Vet leaders: Honor veterans by enacting strong federal rules on payday lending
November 10, 2014
On the eve of a holiday designed to honor the men and women who have served and protected the country, the leaders of two Ohio Veterans Service Commissions are calling for federal policies that would help protect veterans from the payday lending debt trap. Federal rules are necessary since payday lenders sidestep the state law meant to regulate them while charging upwards of 400% APR.
“Payday lending continues to be a serious problem for a growing number of our clients,” said John Warrix, the assistant director of the Franklin County Veterans Service Commission, a county agency that provides advice and emergency financial assistance to veterans and active duty members.
“The payday lenders make lending too easy. They enable people to build up a debt that they can’t get out of. Many of our clients are involved in two or more payday lenders, making the cycle nearly impossible to break.”
Legislative efforts to rein in payday lending in Ohio spanned four years, beginning in 2006. The Short Term Lender Law with a 28% APR rate cap passed in 2008. The payday industry challenged the law in a referendum and lost in a landslide. Six years later, it’s business as usual for the exploitive industry. Lending under inappropriate statutes such as the Mortgage Loan Act, payday lenders continue to trap Ohioans in a cycle of debt with interest and fees that have climbed back into the triple digits.
Cuyahoga County VSC Director John Reiss sees many of his clients also caught in the debt trap. “We have many veterans who are struggling with the cycle,” he said. “Payday loans are designed so that once you get in, the ways out are extremely difficult.”

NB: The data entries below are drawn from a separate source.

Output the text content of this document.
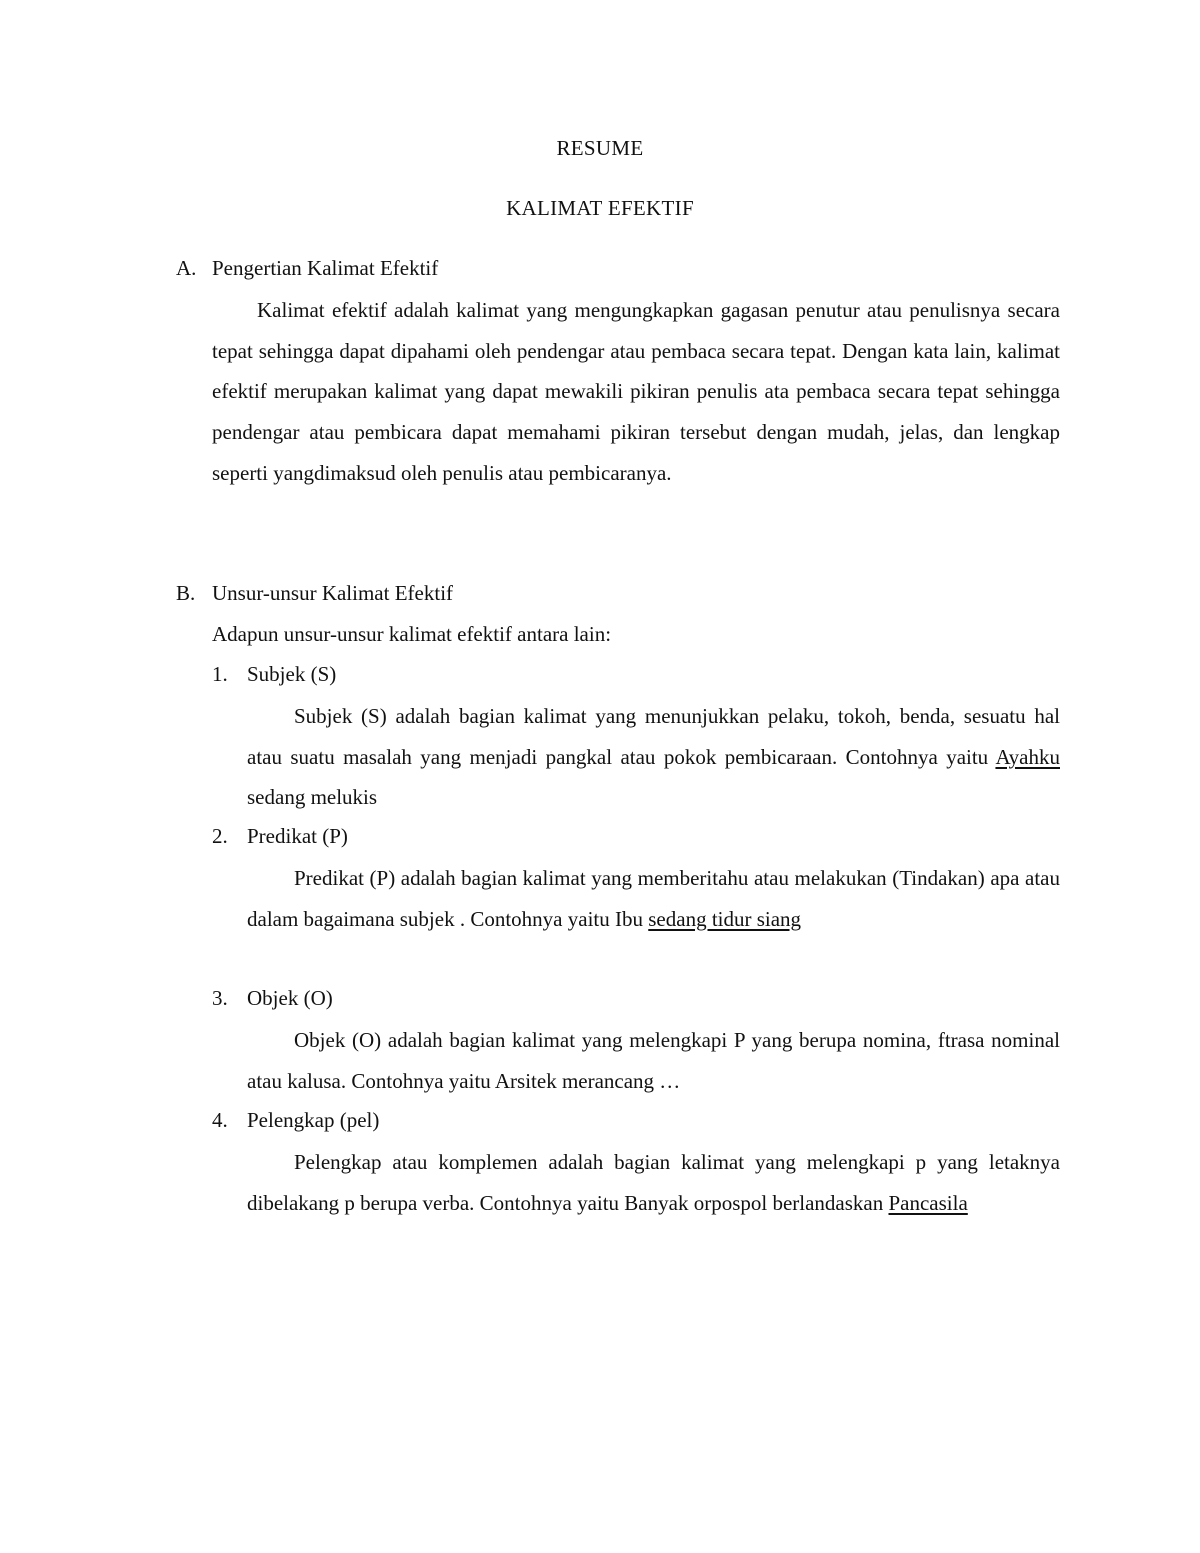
RESUME
KALIMAT EFEKTIF
A. Pengertian Kalimat Efektif
Kalimat efektif adalah kalimat yang mengungkapkan gagasan penutur atau penulisnya secara tepat sehingga dapat dipahami oleh pendengar atau pembaca secara tepat. Dengan kata lain, kalimat efektif merupakan kalimat yang dapat mewakili pikiran penulis ata pembaca secara tepat sehingga pendengar atau pembicara dapat memahami pikiran tersebut dengan mudah, jelas, dan lengkap seperti yangdimaksud oleh penulis atau pembicaranya.
B. Unsur-unsur Kalimat Efektif
Adapun unsur-unsur kalimat efektif antara lain:
1. Subjek (S)
Subjek (S) adalah bagian kalimat yang menunjukkan pelaku, tokoh, benda, sesuatu hal atau suatu masalah yang menjadi pangkal atau pokok pembicaraan. Contohnya yaitu Ayahku sedang melukis
2. Predikat (P)
Predikat (P) adalah bagian kalimat yang memberitahu atau melakukan (Tindakan) apa atau dalam bagaimana subjek . Contohnya yaitu Ibu sedang tidur siang
3. Objek (O)
Objek (O) adalah bagian kalimat yang melengkapi P yang berupa nomina, ftrasa nominal atau kalusa. Contohnya yaitu Arsitek merancang …
4. Pelengkap (pel)
Pelengkap atau komplemen adalah bagian kalimat yang melengkapi p yang letaknya dibelakang p berupa verba. Contohnya yaitu Banyak orpospol berlandaskan Pancasila
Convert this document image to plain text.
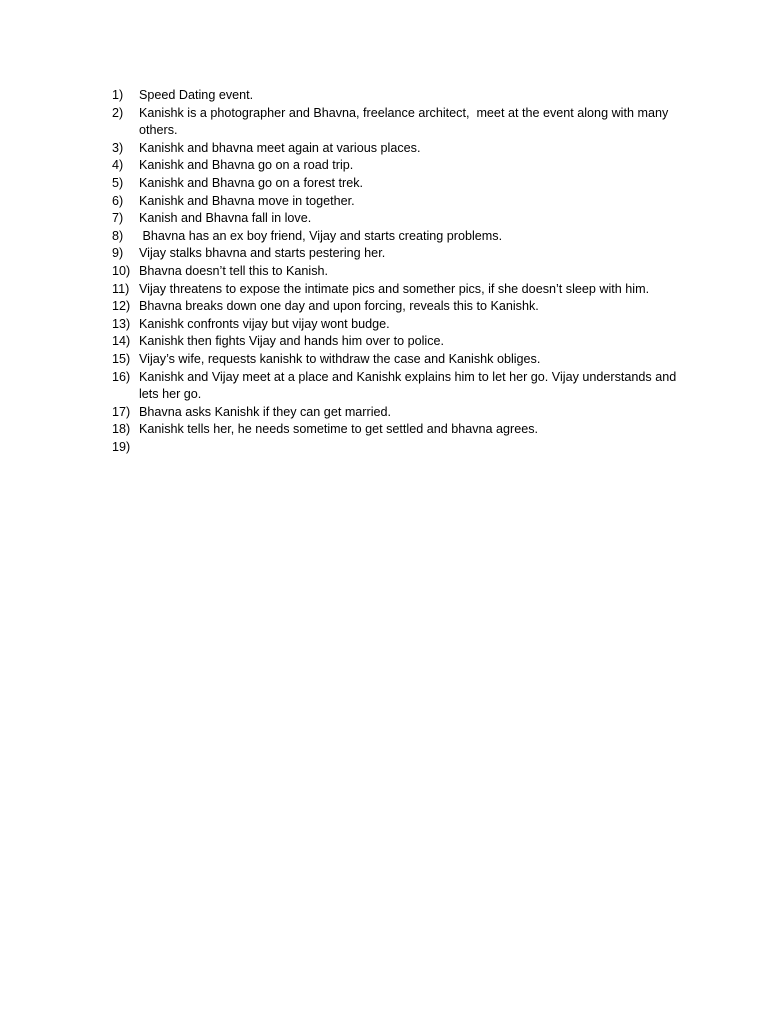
1)	Speed Dating event.
2)	Kanishk is a photographer and Bhavna, freelance architect,  meet at the event along with many others.
3)	Kanishk and bhavna meet again at various places.
4)	Kanishk and Bhavna go on a road trip.
5)	Kanishk and Bhavna go on a forest trek.
6)	Kanishk and Bhavna move in together.
7)	Kanish and Bhavna fall in love.
8)	Bhavna has an ex boy friend, Vijay and starts creating problems.
9)	Vijay stalks bhavna and starts pestering her.
10) Bhavna doesn’t tell this to Kanish.
11) Vijay threatens to expose the intimate pics and somether pics, if she doesn’t sleep with him.
12) Bhavna breaks down one day and upon forcing, reveals this to Kanishk.
13) Kanishk confronts vijay but vijay wont budge.
14) Kanishk then fights Vijay and hands him over to police.
15) Vijay’s wife, requests kanishk to withdraw the case and Kanishk obliges.
16) Kanishk and Vijay meet at a place and Kanishk explains him to let her go. Vijay understands and lets her go.
17) Bhavna asks Kanishk if they can get married.
18) Kanishk tells her, he needs sometime to get settled and bhavna agrees.
19)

Reiss also expressed frustration at how payday lenders target veterans and others on fixed low incomes. “They know exactly where the needy are. They put themselves in locations where people are struggling; where people are likely to be impulsive,” he said.

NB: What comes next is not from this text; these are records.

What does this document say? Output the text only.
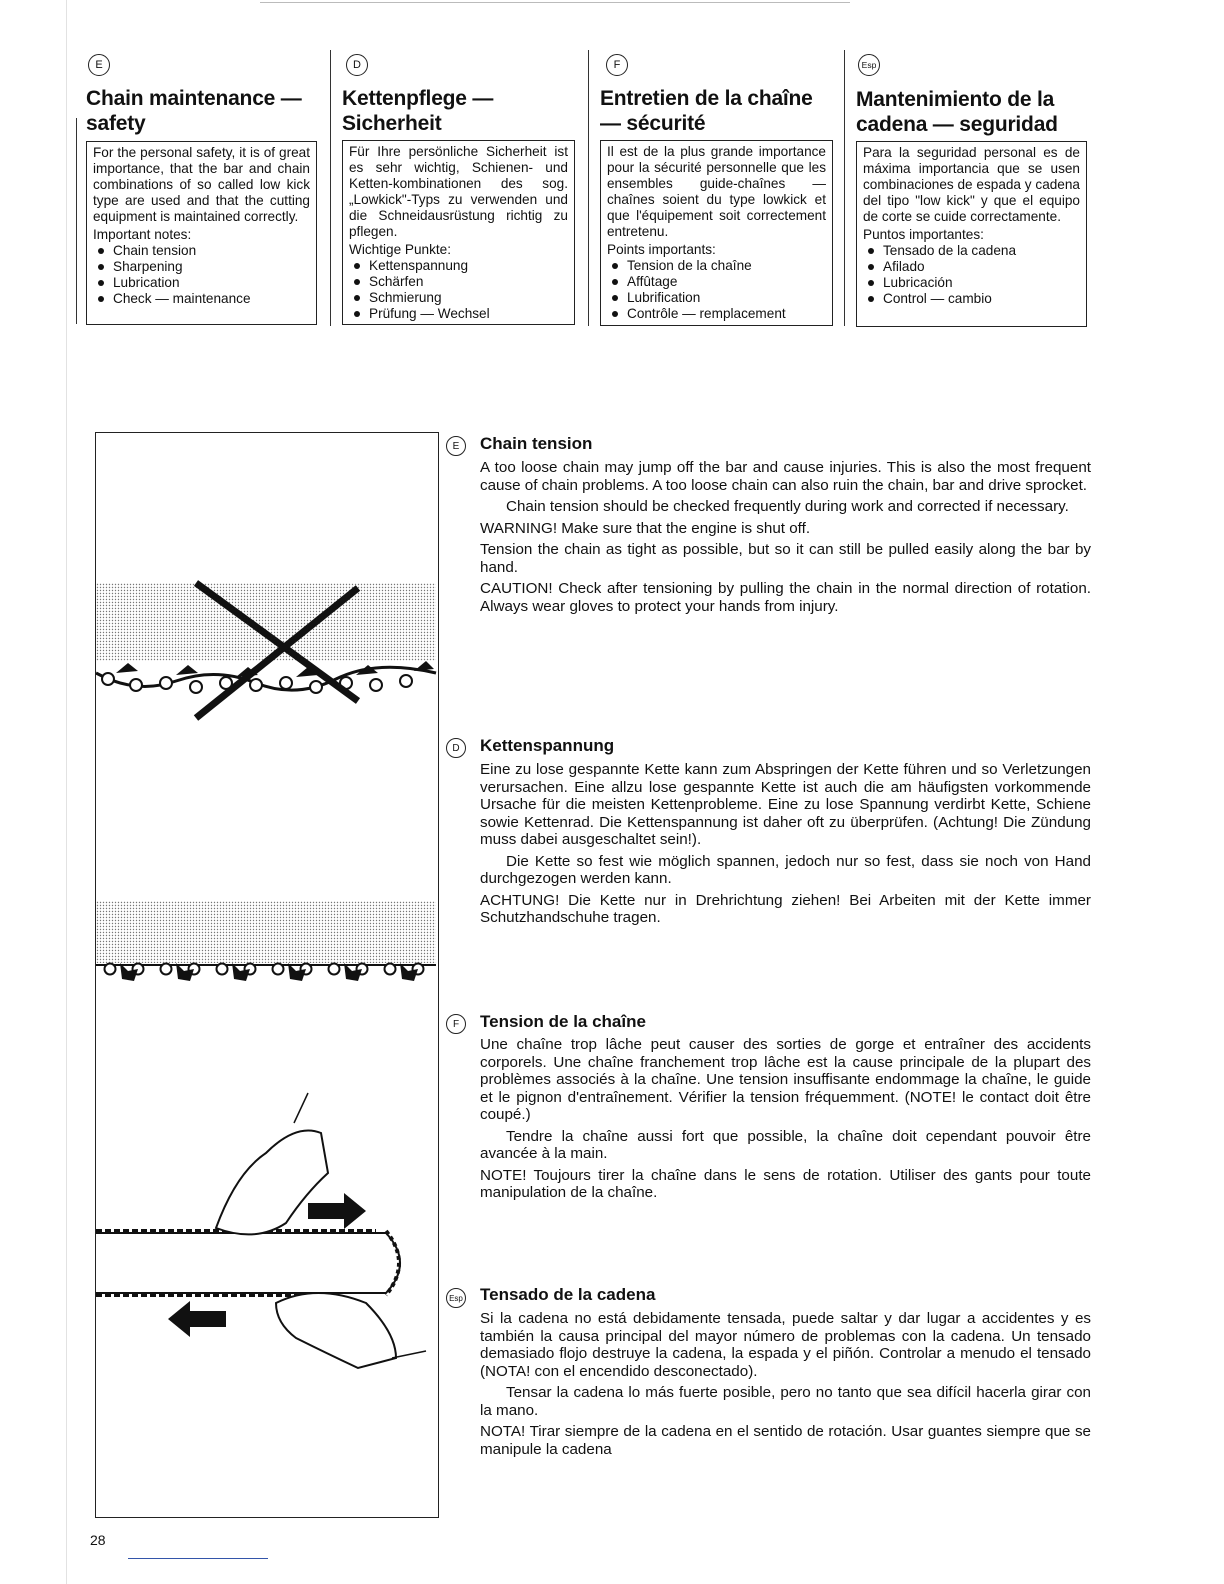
E
Chain maintenance — safety
For the personal safety, it is of great importance, that the bar and chain combinations of so called low kick type are used and that the cutting equipment is maintained correctly.
Important notes:
Chain tension
Sharpening
Lubrication
Check — maintenance
D
Kettenpflege — Sicherheit
Für Ihre persönliche Sicherheit ist es sehr wichtig, Schienen- und Ketten-kombinationen des sog. „Lowkick"-Typs zu verwenden und die Schneidausrüstung richtig zu pflegen.
Wichtige Punkte:
Kettenspannung
Schärfen
Schmierung
Prüfung — Wechsel
F
Entretien de la chaîne — sécurité
Il est de la plus grande importance pour la sécurité personnelle que les ensembles guide-chaînes — chaînes soient du type lowkick et que l'équipement soit correctement entretenu.
Points importants:
Tension de la chaîne
Affûtage
Lubrification
Contrôle — remplacement
Esp
Mantenimiento de la cadena — seguridad
Para la seguridad personal es de máxima importancia que se usen combinaciones de espada y cadena del tipo "low kick" y que el equipo de corte se cuide correctamente.
Puntos importantes:
Tensado de la cadena
Afilado
Lubricación
Control — cambio
E	Chain tension

A too loose chain may jump off the bar and cause injuries. This is also the most frequent cause of chain problems. A too loose chain can also ruin the chain, bar and drive sprocket.

Chain tension should be checked frequently during work and corrected if necessary.

WARNING! Make sure that the engine is shut off.

Tension the chain as tight as possible, but so it can still be pulled easily along the bar by hand.

CAUTION! Check after tensioning by pulling the chain in the normal direction of rotation. Always wear gloves to protect your hands from injury.

D	Kettenspannung

Eine zu lose gespannte Kette kann zum Abspringen der Kette führen und so Verletzungen verursachen. Eine allzu lose gespannte Kette ist auch die am häufigsten vorkommende Ursache für die meisten Kettenprobleme. Eine zu lose Spannung verdirbt Kette, Schiene sowie Kettenrad. Die Kettenspannung ist daher oft zu überprüfen. (Achtung! Die Zündung muss dabei ausgeschaltet sein!).

Die Kette so fest wie möglich spannen, jedoch nur so fest, dass sie noch von Hand durchgezogen werden kann.

ACHTUNG! Die Kette nur in Drehrichtung ziehen! Bei Arbeiten mit der Kette immer Schutzhandschuhe tragen.

F	Tension de la chaîne

Une chaîne trop lâche peut causer des sorties de gorge et entraîner des accidents corporels. Une chaîne franchement trop lâche est la cause principale de la plupart des problèmes associés à la chaîne. Une tension insuffisante endommage la chaîne, le guide et le pignon d'entraînement. Vérifier la tension fréquemment. (NOTE! le contact doit être coupé.)

Tendre la chaîne aussi fort que possible, la chaîne doit cependant pouvoir être avancée à la main.

NOTE! Toujours tirer la chaîne dans le sens de rotation. Utiliser des gants pour toute manipulation de la chaîne.

Esp Tensado de la cadena

Si la cadena no está debidamente tensada, puede saltar y dar lugar a accidentes y es también la causa principal del mayor número de problemas con la cadena. Un tensado demasiado flojo destruye la cadena, la espada y el piñón. Controlar a menudo el tensado (NOTA! con el encendido desconectado).

Tensar la cadena lo más fuerte posible, pero no tanto que sea difícil hacerla girar con la mano.

NOTA! Tirar siempre de la cadena en el sentido de rotación. Usar guantes siempre que se manipule la cadena

28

The number of veterans Warrix sees trapped in payday lending debt hasn’t changed since 2008, he said. “Once the payday lenders found the loopholes, they started popping right back up. We have clients who are wrapped up in four different loans at the same time.”
Payday loans are advertised as a way to meet a one-time need but are specifically designed to act like financial quicksand, forcing borrowers to take out loan, after loan, after loan at an average interest rate of nearly 400 percent. The vicious cycle of debt is not a side effect of payday lending, but rather the business model of payday lending – a debt trap by design.Three quarters of payday loan fees come from borrowers with 10 or more loans per year.

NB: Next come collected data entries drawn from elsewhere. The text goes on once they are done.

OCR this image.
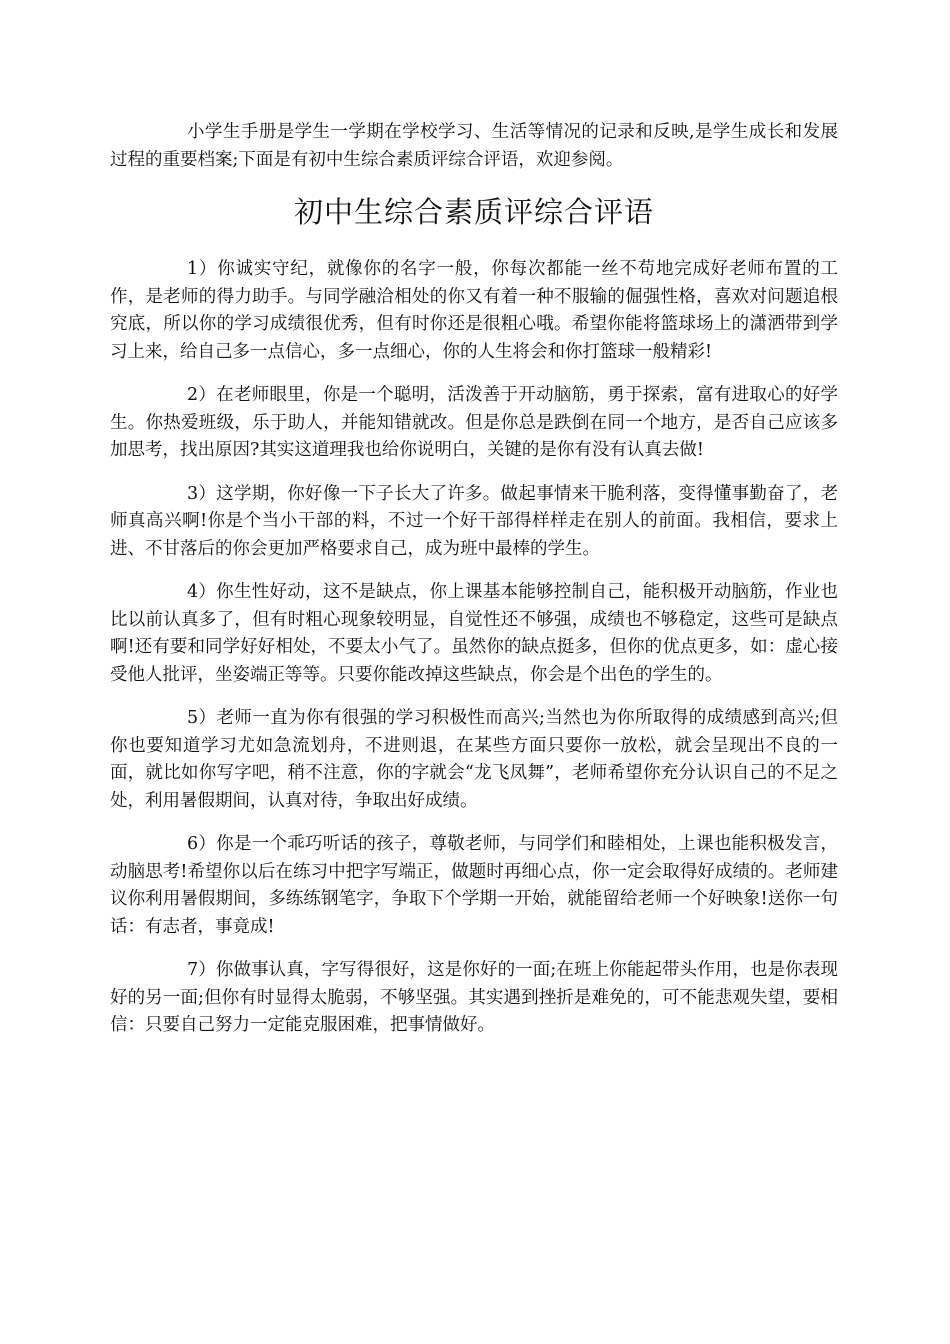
小学生手册是学生一学期在学校学习、生活等情况的记录和反映,是学生成长和发展过程的重要档案;下面是有初中生综合素质评综合评语，欢迎参阅。

初中生综合素质评综合评语

1）你诚实守纪，就像你的名字一般，你每次都能一丝不苟地完成好老师布置的工作，是老师的得力助手。与同学融洽相处的你又有着一种不服输的倔强性格，喜欢对问题追根究底，所以你的学习成绩很优秀，但有时你还是很粗心哦。希望你能将篮球场上的潇洒带到学习上来，给自己多一点信心，多一点细心，你的人生将会和你打篮球一般精彩!

2）在老师眼里，你是一个聪明，活泼善于开动脑筋，勇于探索，富有进取心的好学生。你热爱班级，乐于助人，并能知错就改。但是你总是跌倒在同一个地方，是否自己应该多加思考，找出原因?其实这道理我也给你说明白，关键的是你有没有认真去做!

3）这学期，你好像一下子长大了许多。做起事情来干脆利落，变得懂事勤奋了，老师真高兴啊!你是个当小干部的料，不过一个好干部得样样走在别人的前面。我相信，要求上进、不甘落后的你会更加严格要求自己，成为班中最棒的学生。

4）你生性好动，这不是缺点，你上课基本能够控制自己，能积极开动脑筋，作业也比以前认真多了，但有时粗心现象较明显，自觉性还不够强，成绩也不够稳定，这些可是缺点啊!还有要和同学好好相处，不要太小气了。虽然你的缺点挺多，但你的优点更多，如：虚心接受他人批评，坐姿端正等等。只要你能改掉这些缺点，你会是个出色的学生的。

5）老师一直为你有很强的学习积极性而高兴;当然也为你所取得的成绩感到高兴;但你也要知道学习尤如急流划舟，不进则退，在某些方面只要你一放松，就会呈现出不良的一面，就比如你写字吧，稍不注意，你的字就会“龙飞凤舞”，老师希望你充分认识自己的不足之处，利用暑假期间，认真对待，争取出好成绩。

6）你是一个乖巧听话的孩子，尊敬老师，与同学们和睦相处，上课也能积极发言，动脑思考!希望你以后在练习中把字写端正，做题时再细心点，你一定会取得好成绩的。老师建议你利用暑假期间，多练练钢笔字，争取下个学期一开始，就能留给老师一个好映象!送你一句话：有志者，事竟成!

7）你做事认真，字写得很好，这是你好的一面;在班上你能起带头作用，也是你表现好的另一面;但你有时显得太脆弱，不够坚强。其实遇到挫折是难免的，可不能悲观失望，要相信：只要自己努力一定能克服困难，把事情做好。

By 2007, so many troops had fallen into the debt trap that the Defense Department considered it a threat to military readiness and fought for protections that were eventually enacted in the Military Lending Act. This year, the Defense Department proposed broader rules to close gaps and provide more protections for active duty military.
“We need policies that prevent the debt trap among veterans as well, so that it doesn’t take five years to pay off a loan that was originally worth only a few hundred dollars,” Warrix said.
Warrix and Reiss said they both support strong payday lending rules currently being considered by the Consumer Financial Protection Bureau, including ability to repay standards like those that exist for mortgages and credit cards. “We went through this whole subprime lending meltdown a few years ago,” said Reiss. “You’d think we’d have learned our lesson about predatory lending.”
“After their service to our country, our veterans and their families deserve protection from financial predators,” Reiss said. “But why stop there? All Americans should be protected.”
COHHIO, the Ohio Poverty Law Center and Ohio CASH, a project of Policy Matters Ohio, frequently work together and against predatory lending products and schemes.